= Recurring deposit =

Kind of deposit offered by Indian banks

A recurring deposit is a special kind of term deposit in India that is offered by Indian banks and India Post, which helps people with regular incomes to deposit a fixed amount every month into their recurring deposit account and earn interest at the rate applicable to fixed deposits.

It's similar to making fixed deposits of a certain amount in monthly installments. This deposit matures on a specific date in the future, along with all the deposits made every month. Recurring deposit schemes allow customers to build up their savings through regular monthly deposits of a fixed sum over a fixed time. The minimum period of a recurring deposit is six months, and the maximum is ten years.

==Operation==
The recurring deposit can be funded by standing instructions, which are instructions by the customer to the bank to withdraw a certain sum of money from his/her savings or current accounts and credit the recurring deposit account.

When the recurring deposit account is opened, the maturity value is indicated to the customer, assuming that the monthly installments will be paid regularly on due dates. If any installment is delayed, the interest payable in the account will be reduced and insufficient to reach the maturity value. Therefore, the difference in interest will be deducted from the maturity value as a penalty. The penalty rate will be fixed upfront. Interest is compounded quarterly in recurring deposits.

One can avail of loans against the collateral of a recurring deposit up to 80 to 90% of the deposit value.

The rate of interest offered is similar to that of regular fixed deposits.

==Formulas==
The formula to calculate the interest is given as under $I=\frac {P\times n(n+1)r}{12\times 2\times 100}$ $=\frac {P\times n (n+1)r} {2400}$ where I is the interest, n is time in months, r is the rate of interest per annum, and P is the monthly deposit.

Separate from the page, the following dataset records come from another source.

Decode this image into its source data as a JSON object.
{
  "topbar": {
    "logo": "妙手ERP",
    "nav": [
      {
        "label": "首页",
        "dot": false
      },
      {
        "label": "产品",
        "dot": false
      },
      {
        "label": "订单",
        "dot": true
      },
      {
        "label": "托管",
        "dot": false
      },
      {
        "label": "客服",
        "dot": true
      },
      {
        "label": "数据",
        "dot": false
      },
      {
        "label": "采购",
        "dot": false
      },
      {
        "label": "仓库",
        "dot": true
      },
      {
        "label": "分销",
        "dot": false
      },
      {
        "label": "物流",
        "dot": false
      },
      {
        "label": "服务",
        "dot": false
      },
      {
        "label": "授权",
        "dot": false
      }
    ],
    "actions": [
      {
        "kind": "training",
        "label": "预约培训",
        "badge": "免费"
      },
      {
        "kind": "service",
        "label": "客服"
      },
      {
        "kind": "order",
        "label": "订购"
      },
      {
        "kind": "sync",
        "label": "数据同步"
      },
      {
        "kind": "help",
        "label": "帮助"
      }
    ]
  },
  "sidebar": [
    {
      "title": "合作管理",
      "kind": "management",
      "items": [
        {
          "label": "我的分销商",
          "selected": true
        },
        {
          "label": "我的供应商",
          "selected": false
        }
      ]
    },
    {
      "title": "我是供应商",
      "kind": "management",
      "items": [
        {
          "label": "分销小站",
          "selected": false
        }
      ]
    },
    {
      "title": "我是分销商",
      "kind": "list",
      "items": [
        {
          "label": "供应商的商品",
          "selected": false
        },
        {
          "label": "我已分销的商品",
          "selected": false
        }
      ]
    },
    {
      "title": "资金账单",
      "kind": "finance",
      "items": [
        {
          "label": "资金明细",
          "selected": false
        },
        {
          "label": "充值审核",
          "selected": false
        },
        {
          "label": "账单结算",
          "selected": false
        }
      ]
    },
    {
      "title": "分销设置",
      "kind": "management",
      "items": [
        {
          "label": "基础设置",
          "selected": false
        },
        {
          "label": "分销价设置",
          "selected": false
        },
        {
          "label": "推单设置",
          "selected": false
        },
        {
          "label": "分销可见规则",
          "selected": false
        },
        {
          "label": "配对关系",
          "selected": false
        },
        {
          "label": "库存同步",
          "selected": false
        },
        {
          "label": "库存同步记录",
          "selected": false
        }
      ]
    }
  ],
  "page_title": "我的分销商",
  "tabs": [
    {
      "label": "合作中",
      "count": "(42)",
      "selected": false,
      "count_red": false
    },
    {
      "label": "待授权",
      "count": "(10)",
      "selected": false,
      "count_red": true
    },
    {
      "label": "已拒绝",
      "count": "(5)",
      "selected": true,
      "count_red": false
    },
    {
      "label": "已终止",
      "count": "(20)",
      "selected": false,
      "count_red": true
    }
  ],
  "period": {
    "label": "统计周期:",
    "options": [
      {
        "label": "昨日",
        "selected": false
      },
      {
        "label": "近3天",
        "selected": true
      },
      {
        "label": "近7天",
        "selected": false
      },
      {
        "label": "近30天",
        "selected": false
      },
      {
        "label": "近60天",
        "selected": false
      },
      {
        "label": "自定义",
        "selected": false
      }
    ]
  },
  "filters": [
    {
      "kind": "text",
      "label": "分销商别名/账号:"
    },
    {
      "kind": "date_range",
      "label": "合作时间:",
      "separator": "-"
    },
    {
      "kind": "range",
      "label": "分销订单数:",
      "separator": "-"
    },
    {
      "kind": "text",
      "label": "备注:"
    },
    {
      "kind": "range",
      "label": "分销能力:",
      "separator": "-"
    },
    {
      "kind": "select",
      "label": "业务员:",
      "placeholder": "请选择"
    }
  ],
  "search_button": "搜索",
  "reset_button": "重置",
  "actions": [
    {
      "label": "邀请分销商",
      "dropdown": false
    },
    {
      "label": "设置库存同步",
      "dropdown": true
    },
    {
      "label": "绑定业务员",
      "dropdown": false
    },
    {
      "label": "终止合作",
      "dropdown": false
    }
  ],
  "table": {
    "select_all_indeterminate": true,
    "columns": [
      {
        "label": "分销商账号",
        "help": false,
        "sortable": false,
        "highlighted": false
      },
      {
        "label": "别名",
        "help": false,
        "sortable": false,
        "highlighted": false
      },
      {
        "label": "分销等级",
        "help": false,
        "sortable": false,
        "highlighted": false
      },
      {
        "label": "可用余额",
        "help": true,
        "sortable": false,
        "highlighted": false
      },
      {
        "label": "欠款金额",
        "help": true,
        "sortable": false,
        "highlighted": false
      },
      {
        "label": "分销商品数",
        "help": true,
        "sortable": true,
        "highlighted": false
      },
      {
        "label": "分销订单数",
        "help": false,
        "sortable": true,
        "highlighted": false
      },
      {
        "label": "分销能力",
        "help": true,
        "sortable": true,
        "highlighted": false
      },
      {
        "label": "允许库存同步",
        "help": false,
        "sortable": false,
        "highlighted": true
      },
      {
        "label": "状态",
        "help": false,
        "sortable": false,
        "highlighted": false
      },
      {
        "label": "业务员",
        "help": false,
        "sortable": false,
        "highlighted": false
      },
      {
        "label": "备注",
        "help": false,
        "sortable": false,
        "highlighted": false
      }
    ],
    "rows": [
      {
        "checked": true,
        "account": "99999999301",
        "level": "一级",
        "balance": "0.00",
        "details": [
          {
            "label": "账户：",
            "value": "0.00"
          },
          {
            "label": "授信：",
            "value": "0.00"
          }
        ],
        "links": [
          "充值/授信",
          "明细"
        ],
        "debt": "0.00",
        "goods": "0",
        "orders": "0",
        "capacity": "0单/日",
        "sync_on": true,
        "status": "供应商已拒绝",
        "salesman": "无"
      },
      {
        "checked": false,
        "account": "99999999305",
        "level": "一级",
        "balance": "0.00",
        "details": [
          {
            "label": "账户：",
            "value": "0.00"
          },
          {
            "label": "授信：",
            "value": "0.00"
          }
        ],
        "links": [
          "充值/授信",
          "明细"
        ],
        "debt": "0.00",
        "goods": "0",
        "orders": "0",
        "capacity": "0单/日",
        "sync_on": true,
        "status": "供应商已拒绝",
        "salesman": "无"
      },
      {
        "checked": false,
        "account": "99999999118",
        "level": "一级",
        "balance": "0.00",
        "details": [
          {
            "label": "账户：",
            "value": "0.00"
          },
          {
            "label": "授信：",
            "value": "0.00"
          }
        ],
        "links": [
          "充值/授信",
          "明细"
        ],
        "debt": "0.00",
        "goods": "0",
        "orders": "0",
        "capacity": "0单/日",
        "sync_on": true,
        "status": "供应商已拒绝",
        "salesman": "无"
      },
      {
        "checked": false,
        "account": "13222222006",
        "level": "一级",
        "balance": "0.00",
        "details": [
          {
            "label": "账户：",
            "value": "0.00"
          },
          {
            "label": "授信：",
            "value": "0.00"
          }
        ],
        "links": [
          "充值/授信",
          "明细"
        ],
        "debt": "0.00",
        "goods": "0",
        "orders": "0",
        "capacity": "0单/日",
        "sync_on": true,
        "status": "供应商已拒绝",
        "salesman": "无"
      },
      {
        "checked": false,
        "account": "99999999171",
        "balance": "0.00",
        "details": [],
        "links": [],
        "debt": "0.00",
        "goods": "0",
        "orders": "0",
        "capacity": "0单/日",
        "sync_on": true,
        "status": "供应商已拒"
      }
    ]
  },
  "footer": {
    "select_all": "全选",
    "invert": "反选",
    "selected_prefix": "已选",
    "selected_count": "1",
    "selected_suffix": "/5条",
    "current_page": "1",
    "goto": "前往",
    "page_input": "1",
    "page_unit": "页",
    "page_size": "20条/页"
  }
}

The formula to calculate the maturity amount is as follows:
Total sum deposited+Interest on it $={P(n)}+I$
$= P*n[1+\frac {(n+1)r} {2400}]$.

Banks in India use the following formula for recurring deposit (RD) maturity value: (Maturity value of RD; based on quarterly compounding):

$M.V=\frac {R[(1+i)^{n}-1]}{1-(1+i)^{(-1/3)}}$

Where:

- $M.V$ = maturity value of the RD
- $R$ = monthly RD installment to be paid
- $n$ = number of quarters (tenure)
- $i$ = annual rate of interest / 400

== Taxation ==
Tax deduction at source (TDS) applies to recurring deposits in India. If the interest earned on recurring deposits exceeds Rs. 40,000 a year, TDS would be deducted by the bank at the rate of 10%. Income tax is to be paid on interest earned from a Recurring Deposit at the rate of tax slab of the Recurring Deposit holder. Investors without taxable income must submit a Form 15G to avoid TDS on recurring and fixed deposits. Investors who are senior citizens (above the age of 60) will have to file Form 15H to avoid TDS on recurring and fixed deposits.